Perfumer & Flavorist+ [P&F+]: What led you to the flavor industry?
Austin Luft [AL]: Despite my passion for flavor development and my long career in this field, I actually found myself in the flavor industry by accident.
I graduated in 1979 with a degree in biochemistry and immediately began my search for full-time employment to begin my career. A family acquaintance in the flavor industry connected me with a company willing to give me an opportunity to start working as a flavor chemist. For me, it was serendipitous that I found the flavor industry because I took to this field immediately. I find the process of flavor development fascinating, while I also enjoy finding creative solutions to challenges on projects.
When I graduated and began working in this field, the idea of a “flavor industry” didn’t really exist in any formal way. The field of flavor development existed in small pockets across the country, and people generally didn’t know these jobs existed. The industry has grown exponentially over the past few decades, but I was fortunate that when I started, companies were willing to take a risk in giving people an opportunity to work in flavor development.

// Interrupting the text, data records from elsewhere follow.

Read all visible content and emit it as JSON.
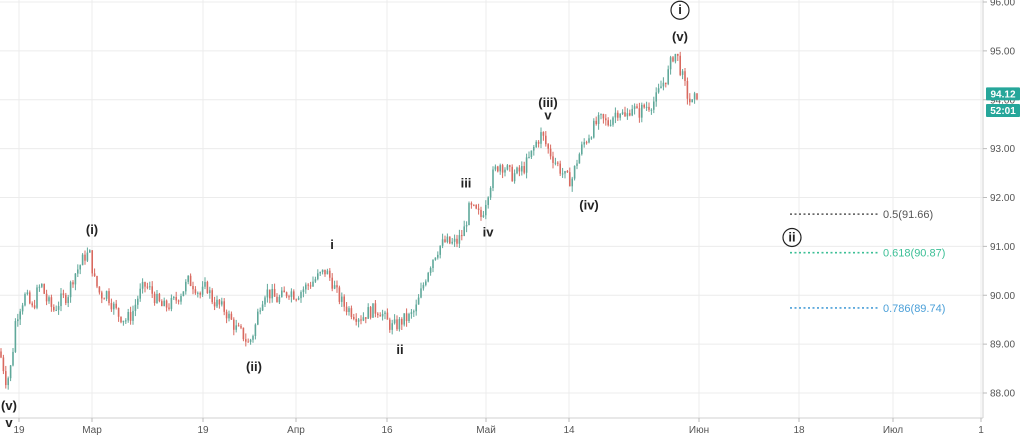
{
  "chart_data": {
    "type": "candlestick",
    "x_tick_labels": [
      "19",
      "Мар",
      "19",
      "Апр",
      "16",
      "Май",
      "14",
      "Июн",
      "18",
      "Июл",
      "1"
    ],
    "y_tick_labels": [
      "88.00",
      "89.00",
      "90.00",
      "91.00",
      "92.00",
      "93.00",
      "94.00",
      "95.00",
      "96.00"
    ],
    "ylim": [
      87.5,
      96.0
    ],
    "colors": {
      "up": "#5fa89a",
      "down": "#d9695f",
      "grid": "#ececec",
      "axis_text": "#555555",
      "price_tag": "#26a69a"
    },
    "price_path": [
      [
        0,
        88.9
      ],
      [
        4,
        88.7
      ],
      [
        9,
        88.2
      ],
      [
        14,
        88.6
      ],
      [
        18,
        89.5
      ],
      [
        23,
        89.8
      ],
      [
        28,
        90.0
      ],
      [
        35,
        89.7
      ],
      [
        40,
        90.1
      ],
      [
        44,
        90.2
      ],
      [
        49,
        89.9
      ],
      [
        56,
        89.7
      ],
      [
        63,
        89.9
      ],
      [
        70,
        90.0
      ],
      [
        76,
        90.4
      ],
      [
        82,
        90.6
      ],
      [
        87,
        90.8
      ],
      [
        92,
        90.85
      ],
      [
        97,
        90.3
      ],
      [
        103,
        90.0
      ],
      [
        109,
        90.05
      ],
      [
        115,
        89.8
      ],
      [
        121,
        89.6
      ],
      [
        128,
        89.5
      ],
      [
        134,
        89.6
      ],
      [
        141,
        90.0
      ],
      [
        147,
        90.2
      ],
      [
        153,
        90.1
      ],
      [
        159,
        89.9
      ],
      [
        165,
        89.75
      ],
      [
        172,
        89.8
      ],
      [
        178,
        89.9
      ],
      [
        185,
        90.1
      ],
      [
        191,
        90.3
      ],
      [
        197,
        90.2
      ],
      [
        203,
        90.0
      ],
      [
        209,
        90.2
      ],
      [
        215,
        89.9
      ],
      [
        221,
        89.8
      ],
      [
        227,
        89.7
      ],
      [
        233,
        89.5
      ],
      [
        239,
        89.3
      ],
      [
        245,
        89.2
      ],
      [
        251,
        89.0
      ],
      [
        257,
        89.3
      ],
      [
        262,
        89.8
      ],
      [
        268,
        90.1
      ],
      [
        274,
        90.0
      ],
      [
        280,
        89.9
      ],
      [
        286,
        90.0
      ],
      [
        292,
        90.1
      ],
      [
        298,
        90.0
      ],
      [
        304,
        90.1
      ],
      [
        310,
        90.2
      ],
      [
        316,
        90.3
      ],
      [
        322,
        90.4
      ],
      [
        328,
        90.5
      ],
      [
        334,
        90.3
      ],
      [
        340,
        90.0
      ],
      [
        346,
        89.8
      ],
      [
        352,
        89.7
      ],
      [
        358,
        89.6
      ],
      [
        364,
        89.55
      ],
      [
        370,
        89.65
      ],
      [
        376,
        89.7
      ],
      [
        382,
        89.7
      ],
      [
        388,
        89.5
      ],
      [
        394,
        89.35
      ],
      [
        400,
        89.4
      ],
      [
        406,
        89.5
      ],
      [
        412,
        89.55
      ],
      [
        418,
        89.7
      ],
      [
        424,
        90.1
      ],
      [
        430,
        90.5
      ],
      [
        436,
        90.8
      ],
      [
        442,
        91.0
      ],
      [
        448,
        91.1
      ],
      [
        454,
        91.05
      ],
      [
        460,
        91.1
      ],
      [
        466,
        91.3
      ],
      [
        472,
        91.8
      ],
      [
        478,
        91.7
      ],
      [
        484,
        91.6
      ],
      [
        490,
        92.1
      ],
      [
        496,
        92.5
      ],
      [
        502,
        92.7
      ],
      [
        508,
        92.6
      ],
      [
        514,
        92.45
      ],
      [
        520,
        92.5
      ],
      [
        526,
        92.6
      ],
      [
        532,
        92.8
      ],
      [
        538,
        93.1
      ],
      [
        544,
        93.3
      ],
      [
        550,
        93.0
      ],
      [
        556,
        92.8
      ],
      [
        562,
        92.6
      ],
      [
        568,
        92.4
      ],
      [
        574,
        92.35
      ],
      [
        580,
        92.8
      ],
      [
        586,
        93.1
      ],
      [
        592,
        93.3
      ],
      [
        598,
        93.5
      ],
      [
        604,
        93.6
      ],
      [
        610,
        93.5
      ],
      [
        616,
        93.7
      ],
      [
        622,
        93.8
      ],
      [
        628,
        93.6
      ],
      [
        634,
        93.9
      ],
      [
        640,
        93.7
      ],
      [
        646,
        93.85
      ],
      [
        652,
        93.9
      ],
      [
        658,
        94.0
      ],
      [
        664,
        94.3
      ],
      [
        670,
        94.5
      ],
      [
        675,
        94.9
      ],
      [
        679,
        94.95
      ],
      [
        683,
        94.6
      ],
      [
        687,
        94.3
      ],
      [
        691,
        94.0
      ],
      [
        695,
        93.9
      ],
      [
        699,
        94.12
      ]
    ],
    "wave_labels": [
      {
        "text": "(v)",
        "x": 9,
        "y": 87.65
      },
      {
        "text": "v",
        "x": 9,
        "y": 87.3
      },
      {
        "text": "(i)",
        "x": 92,
        "y": 91.25
      },
      {
        "text": "(ii)",
        "x": 254,
        "y": 88.45
      },
      {
        "text": "i",
        "x": 332,
        "y": 90.95
      },
      {
        "text": "ii",
        "x": 400,
        "y": 88.8
      },
      {
        "text": "iii",
        "x": 466,
        "y": 92.2
      },
      {
        "text": "iv",
        "x": 488,
        "y": 91.2
      },
      {
        "text": "(iii)",
        "x": 548,
        "y": 93.85
      },
      {
        "text": "v",
        "x": 548,
        "y": 93.6
      },
      {
        "text": "(iv)",
        "x": 589,
        "y": 91.75
      },
      {
        "text": "(v)",
        "x": 680,
        "y": 95.2
      },
      {
        "text": "i",
        "x": 680,
        "y": 95.75,
        "circled": true
      },
      {
        "text": "ii",
        "x": 792,
        "y": 91.1,
        "circled": true
      }
    ],
    "fib_levels": [
      {
        "label": "0.5(91.66)",
        "value": 91.66,
        "color": "#555555"
      },
      {
        "label": "0.618(90.87)",
        "value": 90.87,
        "color": "#3cbf96"
      },
      {
        "label": "0.786(89.74)",
        "value": 89.74,
        "color": "#4a9fd8"
      }
    ],
    "price_tags": [
      {
        "text": "94.12",
        "value": 94.12
      },
      {
        "text": "52:01",
        "value": 93.78
      }
    ]
  }
}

P&F+: What applications do you primarily formulate for? Do you have a favorite?
AL: At T. Hasegawa, I primarily formulate flavors for meat applications. Throughout my career, I have specialized in developing meat flavors via the Maillard Reaction process (specifically beef, chicken and pork). These are used in products such as marinades, or in meat-adjacent materials like gravy, seasoning, snacks and more. I find this process very interesting and as T. Hasegawa continues its leadership in this category, I expanded use of the Maillard process to sweet brown flavors (vanilla, chocolate, coffee, fried donut, butter etc.) all of which require using heat to give you the final form or flavor.
My favorite to work with is chicken flavor formulations. Chicken is a staple flavor in a wide variety of food products around the world and I’m a big fan of this flavor because of its versatility. There are so many different types of chicken flavors, including roasted, broiled, grilled, fried and more. These variations were some of the earliest flavors that I developed and have played an instrumental role in shaping my career, giving me a better understanding of the development process of flavors.
P&F+: Are there any recent projects/wins you’re particularly proud of?
AL: The latest technology from T. Hasegawa that I am proud to have helped develop is Boostract—a natural flavor modifier that helps unlock the flavor potential in foods and beverages. Boostract enhances flavor, amplifies taste characteristics and delivers improved “kokumi” mouthfeel effect. This innovative new product is exclusive to T. Hasegawa and expands our work beyond straight flavor development, into the enhanced or modified area. This flavor technology is already becoming a major part of flavor development for savory products and beverages. We’re still discovering all the ways that Boostract can help elevate foods and beverage products to help brands deliver a consistent taste experience to consumers. It is very exciting to be a part of this, and to help continue product development of Boostract.
P&F+: Where do you find inspiration?
AL: I find inspiration in the challenge of problem solving. Formulating flavors in the savory category, we have many restrictions that can make tasks that seem simple actually very complex. Developing a flavor that meets what the customer wants while ensuring it meets government regulations and tastes great to the consumer presents a series of challenges. I look at the flavor development process as a puzzle and I enjoy the challenge of finding a solution that satisfies all the necessary requirements. Despite the creativity required in this profession, I find myself more of a problem-solver, and that’s where the creativity truly exists.
P&F+: Do you have any favorite ingredients to work with? Why?
AL: My favorite ingredients to work with are simple: Core precursors (sulfur containing amino acids like cysteine), amino acids and reducing sugars (carbohydrates, xylose, dextrose).
These three ingredients are the "holy trinity" of Maillard technology and form the basis of many of the flavors that we have developed and put on the market. These ingredients are essential for doing my job, so they’re easily my favorite.
P&F+: How has COVID affected your day to day as a flavorist?
AL: Being in Southern California during the height of the COVID-19 pandemic, T. Hasegawa has taken a lot of steps to ensure our safety. One way in doing so has been to create shifts for our team members to have lab time as well as home office reliance so we can alternate to best suit the efficiency of our customer requests. The biggest change has come in my reliance on my coworkers more than ever to continue our development of flavors in pursuit of "making life taste better." Naturally, the pandemic slowed the development cycle, but the safety of employees is the highest priority and we have adapted to become quite efficient over the last 10 months.